Brooklyn Borough President Eric Adams’ office says it is also concerned about the cuts, although it is less concerned about the pace of housing construction so far. “[The city] understood this was going to take time for market absorption,” said one borough official.

The BP’s office says it has been concerned about the promised jobs–not just the number, but who gets them, what they pay and where they are located. And in keeping with Adams’ broader focus on health, the BP has pushed for access to healthier and fresh foods in the East New York community. 

NYC DCP

One view of Broadway Junction. It could be the site for the next round of investment in the area.

Hope for another redevelopment scheme?

Meanwhile, concerns about real-estate speculation persist. Another coalition member, Paul Muhammad of Mosque 7C, says homeowners are facing aggressive speculative investors and the trend has exacerbated after the rezoning. Mohammad says speculative investors have become so aggressive that the coalition has started a campaign to get legislation to mitigate issues such as deed theft from senior homeowners, cash buy-outs of properties and house flipping. “My family gets phone calls every single day and some have shown up at our doors,” he says. “Real estate is location, location, location. We are located in areas with the least resistance. The fact is we are poor people on valuable land.”

Bill Wilkins, the director of economic development for Local Development Corporation of East New York (LDCENY), says East New York deserves a focused city effort to bring jobs and educational opportunity to the area. 

“The housing rezoning brought mandatory affordability, which was a solid first step, but a drop in the bucket for what could happen here,” he says. “Rather than give a few hundred families the chance to win the lottery for an apartment, why not empower hundreds of thousands of residents over generations to secure a job and economic security in the area–and ensure dependence on a lottery is a thing of the past?” 

Wilkins says there are some major opportunities the city could seize to further the rezoning such as bringing business, academic and work space around the Broadway Junction transit hub. Last year in August, NYCEDC, Borough President Eric Adams and Espinal introduced Broadway Junction: A Vision for the Future plan which lays out strategies to turn the transit hub surrounded by auto repair shops, vacant lots, some restaurant chains with drive-thrus and the MTA bus depot into accessible transit hub, with new retail, employment and training opportunities. 

“Broadway Junction is the biggest economic development opportunity in NYC, and it should be the centerpiece of an equitable and inclusive recovery plan for NYC post-Covid. There are five subway lines and a regional rail system that come together here. Anywhere else in the city where there is this abundance of transit infrastructure the zoning code supports a robust central business district. Think Penn Station, Grand Central, Jamaica, Queens, Downtown Brooklyn,” says Wikins.

Another new concern for residents and community groups is their lack of representation on the City Council since Espinal resigned in January. A special election was scheduled for April 28, but was cancelled because of the public-health emergency, so the seat will not be filled until the general election in November.

Espinal says he understands the community’s concerns about losing capital investments during budget cuts. “I think that this recent slash of funding to the basement program has really caused a lot of anxiety because if these promises were committed to and now you’re going back on some of your word, then what else should we be anticipating and be in store for moving forward?,” he said.

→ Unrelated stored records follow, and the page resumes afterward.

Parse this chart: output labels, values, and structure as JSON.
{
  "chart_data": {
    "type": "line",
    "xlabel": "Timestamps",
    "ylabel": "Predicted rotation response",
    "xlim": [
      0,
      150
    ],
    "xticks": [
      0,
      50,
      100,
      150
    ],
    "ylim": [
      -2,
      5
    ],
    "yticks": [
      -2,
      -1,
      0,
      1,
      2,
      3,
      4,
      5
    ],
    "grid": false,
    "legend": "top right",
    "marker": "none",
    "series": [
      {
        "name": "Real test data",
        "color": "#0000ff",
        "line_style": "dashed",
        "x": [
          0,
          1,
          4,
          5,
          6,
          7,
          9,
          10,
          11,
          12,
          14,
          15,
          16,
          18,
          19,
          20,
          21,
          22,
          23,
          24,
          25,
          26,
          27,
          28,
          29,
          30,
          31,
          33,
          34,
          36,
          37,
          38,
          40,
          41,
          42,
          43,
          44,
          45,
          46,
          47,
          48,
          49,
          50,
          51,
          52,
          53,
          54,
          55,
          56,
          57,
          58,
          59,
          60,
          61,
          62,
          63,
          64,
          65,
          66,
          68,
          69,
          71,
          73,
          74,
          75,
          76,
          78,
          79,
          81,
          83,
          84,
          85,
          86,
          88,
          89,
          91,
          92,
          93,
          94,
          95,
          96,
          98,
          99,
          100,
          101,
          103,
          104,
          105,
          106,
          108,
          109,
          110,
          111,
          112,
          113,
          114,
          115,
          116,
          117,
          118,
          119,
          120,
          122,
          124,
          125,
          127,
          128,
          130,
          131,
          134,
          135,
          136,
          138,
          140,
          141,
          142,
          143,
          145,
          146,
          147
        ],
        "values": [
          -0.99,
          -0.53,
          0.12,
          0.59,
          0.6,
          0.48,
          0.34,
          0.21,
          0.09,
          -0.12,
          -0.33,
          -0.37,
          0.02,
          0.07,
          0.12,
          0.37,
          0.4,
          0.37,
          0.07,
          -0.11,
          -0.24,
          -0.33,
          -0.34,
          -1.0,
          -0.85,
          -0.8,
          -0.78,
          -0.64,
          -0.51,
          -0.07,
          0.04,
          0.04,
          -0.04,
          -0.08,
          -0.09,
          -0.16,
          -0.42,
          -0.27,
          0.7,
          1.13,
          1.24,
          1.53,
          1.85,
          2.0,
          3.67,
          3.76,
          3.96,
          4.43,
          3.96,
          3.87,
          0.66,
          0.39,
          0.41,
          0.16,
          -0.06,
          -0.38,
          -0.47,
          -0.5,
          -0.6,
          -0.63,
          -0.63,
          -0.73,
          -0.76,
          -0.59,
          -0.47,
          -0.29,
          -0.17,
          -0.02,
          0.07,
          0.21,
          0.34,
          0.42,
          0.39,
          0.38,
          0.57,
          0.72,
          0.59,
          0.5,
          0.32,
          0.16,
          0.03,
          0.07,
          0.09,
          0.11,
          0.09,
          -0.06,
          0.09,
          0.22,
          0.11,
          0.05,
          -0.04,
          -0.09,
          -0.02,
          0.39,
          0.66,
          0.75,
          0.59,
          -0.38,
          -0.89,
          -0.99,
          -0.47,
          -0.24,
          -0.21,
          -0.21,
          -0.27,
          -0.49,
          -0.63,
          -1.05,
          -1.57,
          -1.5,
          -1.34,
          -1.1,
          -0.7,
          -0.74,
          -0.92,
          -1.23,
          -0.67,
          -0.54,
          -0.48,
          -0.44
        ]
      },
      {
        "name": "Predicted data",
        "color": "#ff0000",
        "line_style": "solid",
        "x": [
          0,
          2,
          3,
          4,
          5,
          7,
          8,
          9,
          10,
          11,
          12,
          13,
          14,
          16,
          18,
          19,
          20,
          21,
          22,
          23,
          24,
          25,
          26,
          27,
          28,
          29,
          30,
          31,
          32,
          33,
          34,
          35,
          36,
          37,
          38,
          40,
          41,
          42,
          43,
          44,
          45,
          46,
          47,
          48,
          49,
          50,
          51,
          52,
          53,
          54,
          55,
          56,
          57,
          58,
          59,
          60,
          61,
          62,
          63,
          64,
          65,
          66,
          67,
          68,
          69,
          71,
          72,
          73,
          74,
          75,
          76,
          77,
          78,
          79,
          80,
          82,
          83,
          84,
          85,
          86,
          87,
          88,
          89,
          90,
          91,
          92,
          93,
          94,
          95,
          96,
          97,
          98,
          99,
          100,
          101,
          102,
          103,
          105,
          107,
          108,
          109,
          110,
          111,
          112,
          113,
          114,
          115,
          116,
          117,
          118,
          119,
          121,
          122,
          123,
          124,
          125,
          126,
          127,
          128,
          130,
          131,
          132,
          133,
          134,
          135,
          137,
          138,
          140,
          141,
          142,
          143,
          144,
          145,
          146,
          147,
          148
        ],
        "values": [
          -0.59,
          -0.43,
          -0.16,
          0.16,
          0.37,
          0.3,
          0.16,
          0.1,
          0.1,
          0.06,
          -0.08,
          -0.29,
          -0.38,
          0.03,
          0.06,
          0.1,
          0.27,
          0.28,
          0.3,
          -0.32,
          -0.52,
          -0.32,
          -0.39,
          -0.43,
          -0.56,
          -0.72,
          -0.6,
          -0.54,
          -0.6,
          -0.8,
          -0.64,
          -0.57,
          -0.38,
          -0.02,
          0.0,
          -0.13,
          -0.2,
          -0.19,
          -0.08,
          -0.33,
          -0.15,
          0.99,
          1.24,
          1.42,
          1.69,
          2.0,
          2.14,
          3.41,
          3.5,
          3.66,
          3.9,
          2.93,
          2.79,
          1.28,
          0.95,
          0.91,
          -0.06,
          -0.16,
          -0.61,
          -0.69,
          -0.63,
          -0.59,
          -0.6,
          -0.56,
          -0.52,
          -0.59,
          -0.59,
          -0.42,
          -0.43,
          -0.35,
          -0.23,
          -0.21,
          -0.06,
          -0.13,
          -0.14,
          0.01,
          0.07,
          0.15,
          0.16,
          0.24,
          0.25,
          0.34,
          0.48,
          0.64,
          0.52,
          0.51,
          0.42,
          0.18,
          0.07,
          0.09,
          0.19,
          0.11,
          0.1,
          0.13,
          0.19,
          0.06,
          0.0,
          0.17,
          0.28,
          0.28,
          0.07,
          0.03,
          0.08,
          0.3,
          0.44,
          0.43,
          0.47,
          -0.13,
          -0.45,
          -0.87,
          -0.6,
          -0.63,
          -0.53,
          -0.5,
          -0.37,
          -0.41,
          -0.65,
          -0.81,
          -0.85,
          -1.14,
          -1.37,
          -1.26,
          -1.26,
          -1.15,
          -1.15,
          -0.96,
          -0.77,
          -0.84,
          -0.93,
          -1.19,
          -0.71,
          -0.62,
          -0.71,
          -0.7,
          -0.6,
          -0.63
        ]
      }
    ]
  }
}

“East New York is a community that, while it has seen a historic amount of investment in the past six years, it will always continue to need to be a focus of the city’s, because we’ve dealt with so much inequity and so many issues for so long,” Espinal adds. “That is something that has continued to plague the community and I believe will not go away with one rezoning. So, I think it’s important that the city takes it very seriously when they look at what custody to take moving forward and ensure that they don’t continue to make cuts in neighborhoods like East New York that cannot afford to lose any funding.”